‘Teacher! Teacher!’ I hear a small voice screaming through the wind and across the parking lot as I exit my car. I turn around. I see him, this chunky wonderful little boy on his bike. He wobbles and propels himself forward on his machine. The bike is a bright green hornet shine. He is using training wheels; a third grader with training wheels but he is new to all of this. He’s landed here in the stranger world of Campbell Street and chaos; from far, far away. So far away.
His father, small and bent over his phone and up against the wind, this man who only recently lived in mountains and wind and sky and a thousand years, looks up and greets me carefully. ‘Good morning!’ I hold my breath as the little one teeters on the edge of the sidewalk, getting too close to the edge where cars slide by. They see him but it’s still unnerving to watch. He speeds up and careens into the parking lot. Now he’s on my right and I get a better look at him. He’s wrapped up well against the cold. He’s wearing trendy sneakers, a down jacket and riding a cool bike. They are blending quickly for survival. ‘Hello again!’ I say. ‘Is that a new bike?’ He looks at me. ‘Yes!’ ‘Well, I really like it!’ ‘Thank you’ he says. So we’re making some progress.

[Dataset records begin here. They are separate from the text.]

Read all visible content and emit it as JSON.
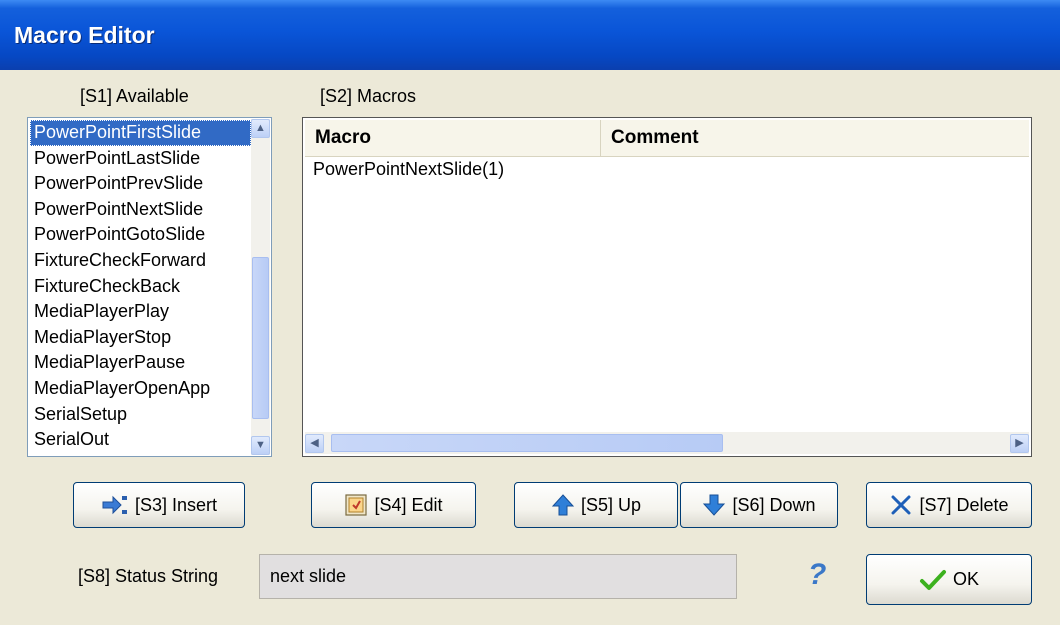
{
  "window": {
    "title": "Macro Editor"
  },
  "available": {
    "label": "[S1] Available",
    "items": [
      "PowerPointFirstSlide",
      "PowerPointLastSlide",
      "PowerPointPrevSlide",
      "PowerPointNextSlide",
      "PowerPointGotoSlide",
      "FixtureCheckForward",
      "FixtureCheckBack",
      "MediaPlayerPlay",
      "MediaPlayerStop",
      "MediaPlayerPause",
      "MediaPlayerOpenApp",
      "SerialSetup",
      "SerialOut"
    ],
    "selected_index": 0
  },
  "macros": {
    "label": "[S2] Macros",
    "columns": [
      "Macro",
      "Comment"
    ],
    "rows": [
      {
        "macro": "PowerPointNextSlide(1)",
        "comment": ""
      }
    ]
  },
  "buttons": {
    "insert": "[S3] Insert",
    "edit": "[S4] Edit",
    "up": "[S5] Up",
    "down": "[S6] Down",
    "delete": "[S7] Delete",
    "ok": "OK"
  },
  "status": {
    "label": "[S8] Status String",
    "value": "next slide"
  },
  "help": {
    "glyph": "?"
  },
  "colors": {
    "title_bar": "#0a55d8",
    "selection": "#316ac5",
    "ok_check": "#3cb11e",
    "help": "#3b78c8"
  }
}
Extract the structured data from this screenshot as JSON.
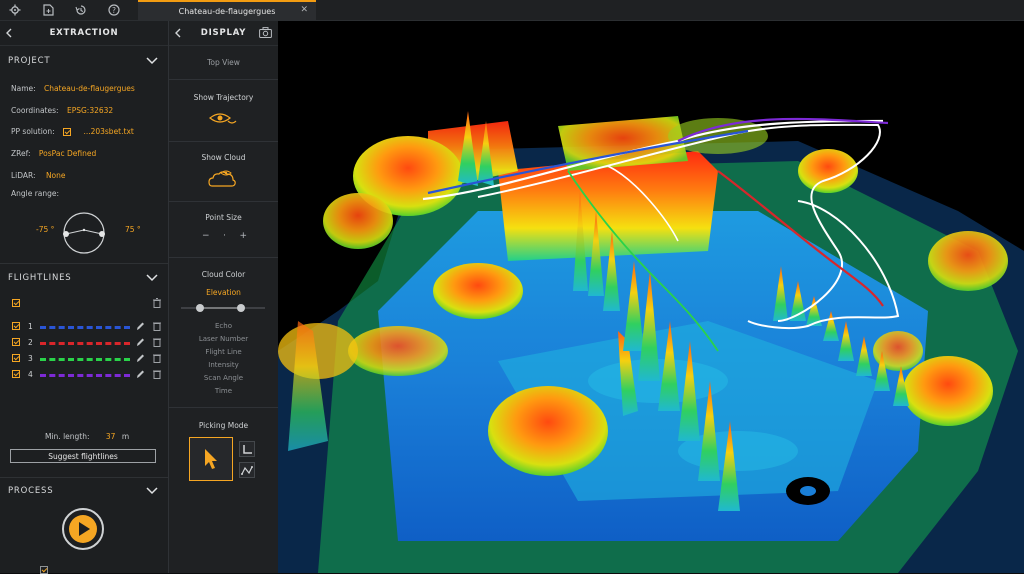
{
  "tab": {
    "title": "Chateau-de-flaugergues",
    "close": "✕"
  },
  "extraction": {
    "title": "EXTRACTION",
    "project": {
      "heading": "PROJECT",
      "name_label": "Name:",
      "name_value": "Chateau-de-flaugergues",
      "coords_label": "Coordinates:",
      "coords_value": "EPSG:32632",
      "pp_label": "PP solution:",
      "pp_value": "...203sbet.txt",
      "zref_label": "ZRef:",
      "zref_value": "PosPac Defined",
      "lidar_label": "LiDAR:",
      "lidar_value": "None",
      "angle_label": "Angle range:",
      "angle_min": "-75 °",
      "angle_max": "75 °"
    },
    "flightlines": {
      "heading": "FLIGHTLINES",
      "lines": [
        {
          "num": "1",
          "color": "#2a55d6"
        },
        {
          "num": "2",
          "color": "#d8262b"
        },
        {
          "num": "3",
          "color": "#2ad24a"
        },
        {
          "num": "4",
          "color": "#7d2ad6"
        }
      ],
      "min_length_label": "Min. length:",
      "min_length_value": "37",
      "min_length_unit": "m",
      "suggest_button": "Suggest flightlines"
    },
    "process": {
      "heading": "PROCESS"
    }
  },
  "display": {
    "title": "DISPLAY",
    "top_view": "Top View",
    "show_trajectory": "Show Trajectory",
    "show_cloud": "Show Cloud",
    "point_size": "Point Size",
    "point_size_minus": "−",
    "point_size_dot": "·",
    "point_size_plus": "+",
    "cloud_color": "Cloud Color",
    "cloud_color_selected": "Elevation",
    "cloud_color_options": [
      "Echo",
      "Laser Number",
      "Flight Line",
      "Intensity",
      "Scan Angle",
      "Time"
    ],
    "picking_mode": "Picking Mode"
  },
  "colors": {
    "accent": "#f5a623",
    "panel": "#1d1f21",
    "viewport": "#000000"
  },
  "icons": [
    "gear-icon",
    "new-document-icon",
    "history-icon",
    "help-icon",
    "chevron-left-icon",
    "camera-icon",
    "eye-trajectory-icon",
    "eye-cloud-icon",
    "pencil-icon",
    "trash-icon",
    "play-icon",
    "cursor-icon",
    "measure-angle-icon",
    "measure-path-icon"
  ]
}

I look back, as I step up onto the sidewalk in the front of the entry door and I wave to his Dad but he is still hunched over his phone; this man from the mountains and a thousand years. The boy turns left with the bike and drives in the direction of the fence which opens onto the playground; so close to where there was a deadly shooting over the weekend. ‘See you later, alligator!’ I yell against the early morning dank and cement and wind and the empty playground with the swings. He’s silent. His Dad is silent. ‘Why would the teacher be talking about an alligator?’